The present study differed from those published previously in several aspects. Most studies investigate texture features using postcontrast T1-weighted MR images, whereas we evaluated both precontrast and subtraction images [46, 47]. Features from subtraction images provided the best results regarding the association with HER2 2+ status. Our study used a semi-automatic segmentation algorithm for lesion area extraction based on subtraction images with MATLAB, whereas most studies draw the ROI manually, which is time-consuming and labor-intensive.

To improve the classification performance, three machine learning methods, LRA, QDA, and SVM, were used in this study independently. The leave-one-out cross validation provided reliable and superior results. Because of the establishment of these models, TA has the potential to be a valuable clinical tool for identifying HER2 2+ status. However, different artificial intelligence methods may achieve better results when the deep learning algorithm is used to investigate the association between texture features and HER2 2+ status in future studies. Additionally, establishing relationships between texture features and the expression of other receptors may be useful.

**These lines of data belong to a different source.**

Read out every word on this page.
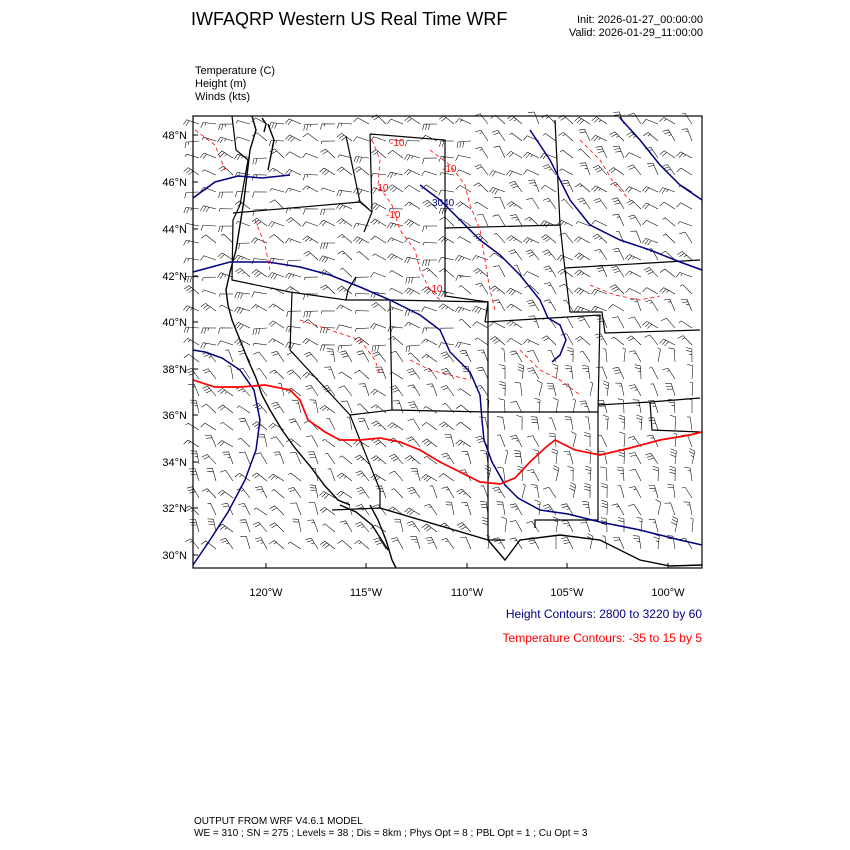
IWFAQRP Western US Real Time WRF	Init: 2026-01-27_00:00:00
Valid: 2026-01-29_11:00:00
Temperature (C)
Height (m)
Winds (kts)
-10
-10
-10
-10
-10
3040
48°N
46°N
44°N
42°N
40°N
38°N
36°N
34°N
32°N
30°N
120°W	115°W	110°W	105°W	100°W
Height Contours: 2800 to 3220 by 60
Temperature Contours: -35 to 15 by 5
OUTPUT FROM WRF V4.6.1 MODEL
WE = 310 ; SN = 275 ; Levels = 38 ; Dis = 8km ; Phys Opt = 8 ; PBL Opt = 1 ; Cu Opt = 3
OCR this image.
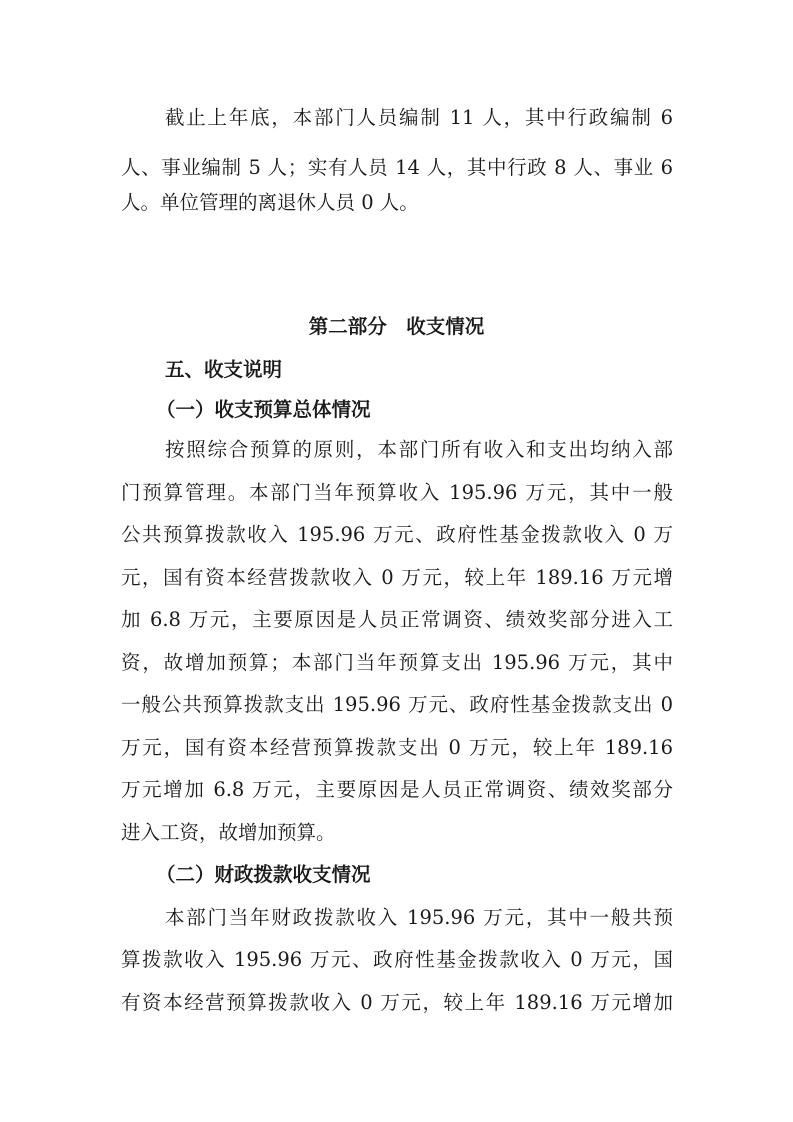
截止上年底，本部门人员编制 11 人，其中行政编制 6
人、事业编制 5 人；实有人员 14 人，其中行政 8 人、事业 6
人。单位管理的离退休人员 0 人。
第二部分　收支情况
五、收支说明
（一）收支预算总体情况
按照综合预算的原则，本部门所有收入和支出均纳入部
门预算管理。本部门当年预算收入 195.96 万元，其中一般
公共预算拨款收入 195.96 万元、政府性基金拨款收入 0 万
元，国有资本经营拨款收入 0 万元，较上年 189.16 万元增
加 6.8 万元，主要原因是人员正常调资、绩效奖部分进入工
资，故增加预算；本部门当年预算支出 195.96 万元，其中
一般公共预算拨款支出 195.96 万元、政府性基金拨款支出 0
万元，国有资本经营预算拨款支出 0 万元，较上年 189.16
万元增加 6.8 万元，主要原因是人员正常调资、绩效奖部分
进入工资，故增加预算。
（二）财政拨款收支情况
本部门当年财政拨款收入 195.96 万元，其中一般共预
算拨款收入 195.96 万元、政府性基金拨款收入 0 万元，国
有资本经营预算拨款收入 0 万元，较上年 189.16 万元增加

The present study had several limitations. First, the sample size was relatively small. A large number of extracted texture features and a relatively small sample size may cause classifier overfitting and limit the generalizability of the results. Additional validation studies are necessary. Second, because this study was a single-center study with standardized and uniform MR imaging parameters, the results may not be applicable to other institutions, especially those that use different MR imaging techniques. Moreover, only texture features from tumour ROI were used for predicting HER2 2+ status. In fact, some additional clinical factors, such as ROI/tumour volume, enhanced morphology, time intensity type of contrast agent, quantitative information from diffusion-weighted MR imaging, might also be good predictors in determining the molecular type (estrogen receptor, progesterone receptor, Ki-67, HER2) of breast cancer. Therefore, it is reasonable to believe that the combination of texture features and clinical variables would improve the diagnostic accuracy of HER2 2+. Fourth, TA was only performed with two-dimensional images of the tumors with maximum diameter. Therefore, representation of the entire tumor volume may be limited compared with that in three-dimensional images. Further studies are needed to investigate software programs devoted to TA of three-dimensional volume images. Finally, an important table in radiomics field, radiomics quality score (RQS), was not investigated, which meant that our study might not strictly comply with the requirements of the radiomics workflow [48-50]. As reported by Schick U et al [51], radiomics involves the following execution chain: image acquisition and/or collection, images preprocessing (filtering, registration of sequences, inhomogeneity correction, interpolation, etc.), determination of the volume of interest (manual or semi-automatic), calculation of features (potentially several variants), and finally training and validation of models through statistical analysis (machine learning). In our study, some important steps were lacked, including, external data validation, reproducibility evaluation, and so on, which were also considered to be major challenges for the radiomics field in the previous studies [52].

Conclusions

In conclusion, the results of this study demonstrated that analysis of texture features extracted from breast MR images is useful for determining HER2 2+ status. More factors such as larger sample size, deep learning algorithms and quantitative MR parameters should be considered to integrate into further studies.